Domingo |
À procura da Palavra
As duas pescas

DOMINGO V COMUM Ano C

Faz-te ao largo

e lançai as redes para a pesca.

Lc 5, 4

  

Gostava de saber um pouco mais sobre os ritmos da pesca e do mar para entender melhor o Evangelho de hoje. Mas, mesmo sem ser especialista, vejo que há duas pescas que os primeiros apóstolos fazem. A primeira, como habitualmente, de noite, redes lançadas com esperança, e tanto trabalho para nada: regressaram de redes vazias. A segunda, em pleno dia, a convite de Jesus, talvez com a sensação de um trabalho inútil, e a surpresa: as redes encheram-se de peixe em abundância. Parece que quem percebe mesmo de pesca é Jesus!

Certamente São Lucas nos fala de pescas diferentes. E de modos diferentes de fazer aquilo que se torna uma rotina, da qual julgamos conhecer todos os segredos. E a grande diferença é a presença e a palavra de Jesus. Aquele que ensina a multidão (desta vez não lhe pedem milagres!), tem palavras que iluminam, e enchem de esperança e sentido os que O escutam. São palavras que interpelam, que convidam a uma mudança, mas também responsabilizam. Produzem o encontro com Jesus e este transforma a vida na realidade feliz e comprometida que Deus deseja para nós. E este será o segredo da nova pesca que Jesus nos propõe fazer. Será que encontramos aqui um apelo a rever o nosso existir de cristãos e de Igreja?

Com gestos repetidos ou estratégias inovadoras procuramos ir realizando a pesca que Jesus nos confiou. “Pescar”, nas palavras de Jesus, significa “salvar, libertar”. Mergulhados no mar da injustiça, do mal e da morte, não conseguimos respirar nem viver verdadeiramente.

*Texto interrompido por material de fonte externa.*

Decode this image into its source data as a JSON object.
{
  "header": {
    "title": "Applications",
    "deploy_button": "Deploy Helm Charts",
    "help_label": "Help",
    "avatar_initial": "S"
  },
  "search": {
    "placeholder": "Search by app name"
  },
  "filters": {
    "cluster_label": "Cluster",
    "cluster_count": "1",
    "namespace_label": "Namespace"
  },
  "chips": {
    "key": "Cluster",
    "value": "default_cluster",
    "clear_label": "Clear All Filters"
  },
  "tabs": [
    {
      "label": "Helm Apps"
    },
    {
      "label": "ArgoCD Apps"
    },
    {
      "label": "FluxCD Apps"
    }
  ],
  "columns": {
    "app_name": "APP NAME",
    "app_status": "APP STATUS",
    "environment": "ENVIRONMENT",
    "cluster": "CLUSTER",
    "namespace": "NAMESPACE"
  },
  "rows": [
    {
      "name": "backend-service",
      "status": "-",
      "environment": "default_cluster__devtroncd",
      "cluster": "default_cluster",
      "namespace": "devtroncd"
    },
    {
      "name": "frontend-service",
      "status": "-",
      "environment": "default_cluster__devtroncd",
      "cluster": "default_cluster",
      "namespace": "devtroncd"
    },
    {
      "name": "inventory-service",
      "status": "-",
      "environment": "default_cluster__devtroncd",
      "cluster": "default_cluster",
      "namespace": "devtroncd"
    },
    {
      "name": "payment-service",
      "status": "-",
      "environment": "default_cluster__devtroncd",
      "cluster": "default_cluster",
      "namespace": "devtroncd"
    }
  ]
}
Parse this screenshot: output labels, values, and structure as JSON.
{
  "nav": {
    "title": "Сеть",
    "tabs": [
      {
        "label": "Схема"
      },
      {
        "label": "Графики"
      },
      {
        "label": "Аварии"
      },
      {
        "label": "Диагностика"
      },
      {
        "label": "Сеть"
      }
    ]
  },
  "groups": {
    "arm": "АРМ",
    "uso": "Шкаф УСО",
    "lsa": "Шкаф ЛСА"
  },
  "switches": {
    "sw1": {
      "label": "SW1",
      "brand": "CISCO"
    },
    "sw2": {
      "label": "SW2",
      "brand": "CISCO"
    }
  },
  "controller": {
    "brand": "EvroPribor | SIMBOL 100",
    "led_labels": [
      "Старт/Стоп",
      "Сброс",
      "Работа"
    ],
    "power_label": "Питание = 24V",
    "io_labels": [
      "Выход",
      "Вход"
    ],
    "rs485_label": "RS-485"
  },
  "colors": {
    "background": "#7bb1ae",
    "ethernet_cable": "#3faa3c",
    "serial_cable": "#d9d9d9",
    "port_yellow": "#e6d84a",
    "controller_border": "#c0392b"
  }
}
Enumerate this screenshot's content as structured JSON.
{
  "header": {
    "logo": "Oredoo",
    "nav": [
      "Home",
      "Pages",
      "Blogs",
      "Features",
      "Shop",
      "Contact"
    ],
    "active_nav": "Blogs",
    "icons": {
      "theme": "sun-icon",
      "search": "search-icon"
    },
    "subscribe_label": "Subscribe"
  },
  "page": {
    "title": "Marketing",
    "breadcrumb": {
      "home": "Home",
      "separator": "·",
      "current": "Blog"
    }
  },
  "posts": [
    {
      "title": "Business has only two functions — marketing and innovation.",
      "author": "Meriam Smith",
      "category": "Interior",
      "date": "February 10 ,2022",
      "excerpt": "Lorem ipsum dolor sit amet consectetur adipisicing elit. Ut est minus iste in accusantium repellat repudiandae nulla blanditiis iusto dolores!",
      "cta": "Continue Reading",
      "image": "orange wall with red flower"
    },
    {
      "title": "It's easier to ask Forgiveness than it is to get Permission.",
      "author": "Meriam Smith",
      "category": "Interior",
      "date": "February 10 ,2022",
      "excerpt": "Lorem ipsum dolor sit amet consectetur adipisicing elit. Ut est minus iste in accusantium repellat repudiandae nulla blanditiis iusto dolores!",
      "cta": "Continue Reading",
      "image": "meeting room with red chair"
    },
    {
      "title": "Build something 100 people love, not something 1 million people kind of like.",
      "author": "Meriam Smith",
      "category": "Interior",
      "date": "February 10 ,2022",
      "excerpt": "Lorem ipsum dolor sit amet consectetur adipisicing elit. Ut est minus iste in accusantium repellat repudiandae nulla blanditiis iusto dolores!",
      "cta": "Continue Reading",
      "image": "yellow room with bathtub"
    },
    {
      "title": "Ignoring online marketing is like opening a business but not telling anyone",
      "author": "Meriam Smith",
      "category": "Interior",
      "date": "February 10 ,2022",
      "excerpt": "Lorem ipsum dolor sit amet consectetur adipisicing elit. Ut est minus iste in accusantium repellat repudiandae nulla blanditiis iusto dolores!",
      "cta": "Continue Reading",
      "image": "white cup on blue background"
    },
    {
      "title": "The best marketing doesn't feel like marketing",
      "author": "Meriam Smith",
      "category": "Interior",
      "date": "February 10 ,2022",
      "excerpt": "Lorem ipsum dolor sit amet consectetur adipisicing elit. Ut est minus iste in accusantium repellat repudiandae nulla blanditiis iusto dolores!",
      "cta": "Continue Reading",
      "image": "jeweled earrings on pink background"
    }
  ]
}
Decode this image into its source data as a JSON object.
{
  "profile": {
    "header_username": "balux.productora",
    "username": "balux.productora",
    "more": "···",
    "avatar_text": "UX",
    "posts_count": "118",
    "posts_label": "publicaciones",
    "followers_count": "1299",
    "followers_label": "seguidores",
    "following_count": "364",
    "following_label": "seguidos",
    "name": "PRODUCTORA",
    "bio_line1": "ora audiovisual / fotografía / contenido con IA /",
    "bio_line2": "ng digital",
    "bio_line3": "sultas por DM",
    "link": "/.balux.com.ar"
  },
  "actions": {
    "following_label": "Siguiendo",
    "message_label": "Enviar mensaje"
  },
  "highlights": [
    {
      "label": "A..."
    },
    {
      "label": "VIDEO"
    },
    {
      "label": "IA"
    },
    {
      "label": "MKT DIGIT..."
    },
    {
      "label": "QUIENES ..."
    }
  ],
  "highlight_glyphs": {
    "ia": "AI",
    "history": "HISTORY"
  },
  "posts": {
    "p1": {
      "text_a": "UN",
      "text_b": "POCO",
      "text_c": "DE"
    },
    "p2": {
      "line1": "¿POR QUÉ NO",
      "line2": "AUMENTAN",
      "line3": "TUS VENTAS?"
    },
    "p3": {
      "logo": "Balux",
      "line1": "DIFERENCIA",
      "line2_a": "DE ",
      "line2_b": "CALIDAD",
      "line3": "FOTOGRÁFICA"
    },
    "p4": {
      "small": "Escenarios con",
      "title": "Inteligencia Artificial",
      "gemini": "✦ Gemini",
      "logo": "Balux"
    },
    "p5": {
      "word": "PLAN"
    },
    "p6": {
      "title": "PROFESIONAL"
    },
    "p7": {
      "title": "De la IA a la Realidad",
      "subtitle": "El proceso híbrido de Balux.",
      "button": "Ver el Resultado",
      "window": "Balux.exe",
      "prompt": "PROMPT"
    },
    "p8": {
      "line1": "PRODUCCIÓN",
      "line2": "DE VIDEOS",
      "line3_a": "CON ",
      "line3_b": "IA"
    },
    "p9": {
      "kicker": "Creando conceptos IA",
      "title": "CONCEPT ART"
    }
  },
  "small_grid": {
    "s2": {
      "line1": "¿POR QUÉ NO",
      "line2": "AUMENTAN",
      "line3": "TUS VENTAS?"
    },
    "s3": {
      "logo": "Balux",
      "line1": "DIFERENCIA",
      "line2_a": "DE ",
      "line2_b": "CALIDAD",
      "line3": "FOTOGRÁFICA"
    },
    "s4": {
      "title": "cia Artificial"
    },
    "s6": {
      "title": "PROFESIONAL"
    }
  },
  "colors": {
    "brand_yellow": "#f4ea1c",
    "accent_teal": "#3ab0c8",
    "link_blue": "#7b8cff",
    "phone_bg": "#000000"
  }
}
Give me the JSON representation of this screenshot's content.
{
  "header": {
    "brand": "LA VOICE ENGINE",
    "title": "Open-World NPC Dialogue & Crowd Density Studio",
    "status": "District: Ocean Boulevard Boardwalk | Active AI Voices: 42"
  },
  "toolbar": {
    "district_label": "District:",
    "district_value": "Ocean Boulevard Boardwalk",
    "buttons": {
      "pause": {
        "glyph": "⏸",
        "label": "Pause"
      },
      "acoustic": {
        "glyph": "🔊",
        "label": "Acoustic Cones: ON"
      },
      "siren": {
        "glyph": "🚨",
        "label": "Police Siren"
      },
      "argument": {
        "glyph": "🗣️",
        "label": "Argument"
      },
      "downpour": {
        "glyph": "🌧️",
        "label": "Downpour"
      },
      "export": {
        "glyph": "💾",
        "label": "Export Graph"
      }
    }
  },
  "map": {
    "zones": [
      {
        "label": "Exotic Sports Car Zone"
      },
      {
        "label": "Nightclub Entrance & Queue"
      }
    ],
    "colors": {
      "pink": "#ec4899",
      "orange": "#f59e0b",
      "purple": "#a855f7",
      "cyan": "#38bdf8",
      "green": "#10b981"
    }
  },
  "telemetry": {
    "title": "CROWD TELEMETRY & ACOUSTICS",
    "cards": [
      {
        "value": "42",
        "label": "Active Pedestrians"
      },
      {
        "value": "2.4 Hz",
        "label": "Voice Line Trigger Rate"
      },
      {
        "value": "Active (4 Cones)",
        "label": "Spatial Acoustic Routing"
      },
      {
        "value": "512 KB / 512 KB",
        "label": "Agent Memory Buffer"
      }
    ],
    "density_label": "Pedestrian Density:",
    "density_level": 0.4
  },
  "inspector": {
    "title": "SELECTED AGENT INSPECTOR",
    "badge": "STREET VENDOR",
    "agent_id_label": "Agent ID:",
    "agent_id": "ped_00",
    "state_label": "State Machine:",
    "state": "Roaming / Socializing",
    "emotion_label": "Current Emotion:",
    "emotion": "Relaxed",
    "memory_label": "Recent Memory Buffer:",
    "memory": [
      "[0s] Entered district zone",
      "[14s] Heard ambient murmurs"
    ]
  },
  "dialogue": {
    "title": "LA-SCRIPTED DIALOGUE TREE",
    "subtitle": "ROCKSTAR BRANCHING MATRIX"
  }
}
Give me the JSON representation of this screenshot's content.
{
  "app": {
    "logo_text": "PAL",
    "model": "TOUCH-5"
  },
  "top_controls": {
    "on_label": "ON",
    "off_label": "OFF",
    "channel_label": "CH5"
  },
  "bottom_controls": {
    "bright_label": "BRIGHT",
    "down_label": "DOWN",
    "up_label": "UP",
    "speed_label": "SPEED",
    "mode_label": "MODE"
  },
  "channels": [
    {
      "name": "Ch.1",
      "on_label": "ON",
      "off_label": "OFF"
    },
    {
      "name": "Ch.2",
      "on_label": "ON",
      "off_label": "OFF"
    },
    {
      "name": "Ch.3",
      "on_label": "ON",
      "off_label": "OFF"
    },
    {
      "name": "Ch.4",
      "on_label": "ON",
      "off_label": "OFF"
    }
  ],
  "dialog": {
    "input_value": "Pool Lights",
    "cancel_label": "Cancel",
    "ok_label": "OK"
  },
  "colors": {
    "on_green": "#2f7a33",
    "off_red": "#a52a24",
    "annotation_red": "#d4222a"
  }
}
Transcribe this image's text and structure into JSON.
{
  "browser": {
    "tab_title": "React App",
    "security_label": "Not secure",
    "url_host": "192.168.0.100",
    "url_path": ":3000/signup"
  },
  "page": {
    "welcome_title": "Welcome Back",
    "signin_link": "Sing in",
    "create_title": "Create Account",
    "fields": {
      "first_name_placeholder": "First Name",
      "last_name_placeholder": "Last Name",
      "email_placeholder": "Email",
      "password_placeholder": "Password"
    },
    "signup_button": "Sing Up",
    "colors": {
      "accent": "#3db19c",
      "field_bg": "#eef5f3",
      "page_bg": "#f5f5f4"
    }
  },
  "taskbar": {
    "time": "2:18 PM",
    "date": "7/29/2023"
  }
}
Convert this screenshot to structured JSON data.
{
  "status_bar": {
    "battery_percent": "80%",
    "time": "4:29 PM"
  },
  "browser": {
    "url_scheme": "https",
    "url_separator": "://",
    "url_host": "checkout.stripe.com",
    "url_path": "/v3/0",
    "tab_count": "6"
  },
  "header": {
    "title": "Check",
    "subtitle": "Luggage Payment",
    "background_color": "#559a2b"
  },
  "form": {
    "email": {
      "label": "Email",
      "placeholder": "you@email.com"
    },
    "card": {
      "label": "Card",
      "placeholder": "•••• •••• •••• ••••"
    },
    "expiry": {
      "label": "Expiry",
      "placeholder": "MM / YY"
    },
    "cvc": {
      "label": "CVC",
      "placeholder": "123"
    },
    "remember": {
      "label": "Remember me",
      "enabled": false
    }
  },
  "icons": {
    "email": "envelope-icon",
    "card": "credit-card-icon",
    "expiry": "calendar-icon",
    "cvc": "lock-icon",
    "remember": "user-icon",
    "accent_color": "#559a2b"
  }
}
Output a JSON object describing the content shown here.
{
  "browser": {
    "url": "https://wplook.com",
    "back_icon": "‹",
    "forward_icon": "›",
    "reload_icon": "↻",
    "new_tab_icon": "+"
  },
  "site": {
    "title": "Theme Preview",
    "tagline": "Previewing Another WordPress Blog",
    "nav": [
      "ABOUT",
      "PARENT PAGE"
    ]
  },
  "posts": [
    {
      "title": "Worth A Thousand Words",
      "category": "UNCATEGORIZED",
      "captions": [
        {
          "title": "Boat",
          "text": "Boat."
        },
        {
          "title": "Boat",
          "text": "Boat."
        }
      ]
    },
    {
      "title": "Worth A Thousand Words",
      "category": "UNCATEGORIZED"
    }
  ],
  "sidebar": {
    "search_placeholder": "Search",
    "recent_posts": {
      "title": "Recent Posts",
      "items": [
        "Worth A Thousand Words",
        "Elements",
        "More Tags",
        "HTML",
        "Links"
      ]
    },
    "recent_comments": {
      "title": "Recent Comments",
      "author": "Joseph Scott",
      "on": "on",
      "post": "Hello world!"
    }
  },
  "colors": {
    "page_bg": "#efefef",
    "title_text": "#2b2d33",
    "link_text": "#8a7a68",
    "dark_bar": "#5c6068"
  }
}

No passado talvez tenhamos exagerado a ânsia de “cristianizar” o mundo e “converter” multidões, independentemente da liberdade de cada pessoa, dominando com o medo do inferno ou o poder sobre as consciências, mas hoje sentimos a dificuldade de transmitir a fé aos mais novos e de oferecer o encontro feliz com Cristo. Não sei se andamos na noite como aqueles pescadores a lançar redes que nada trazem. Jesus propõe o mesmo gesto mas com uma nova estratégia: de dia, na claridade e transparência da vida, e “à sua palavra”. É o encontro com Jesus que muda tudo, é o seu evangelho que traz vida às pessoas. E que Jesus encontra quem nos vai conhecendo ou “bate à porta” da Igreja? E se é necessário “bater à porta” não será, talvez, porque, tantas vezes, ela está fechada?

“Pescar” pode induzir em erro a vida e a ação dos discípulos de Cristo. Pode criar expectativas de multidões passivas, ou de clubes de perfeitos. A substancial diferença não será a vida transformada e feliz no encontro com Jesus, que tudo incendeia com o fogo do seu amor, e faz reconhecer em cada outro, um próximo, um irmão? Talvez assim “pesquemos” alguém!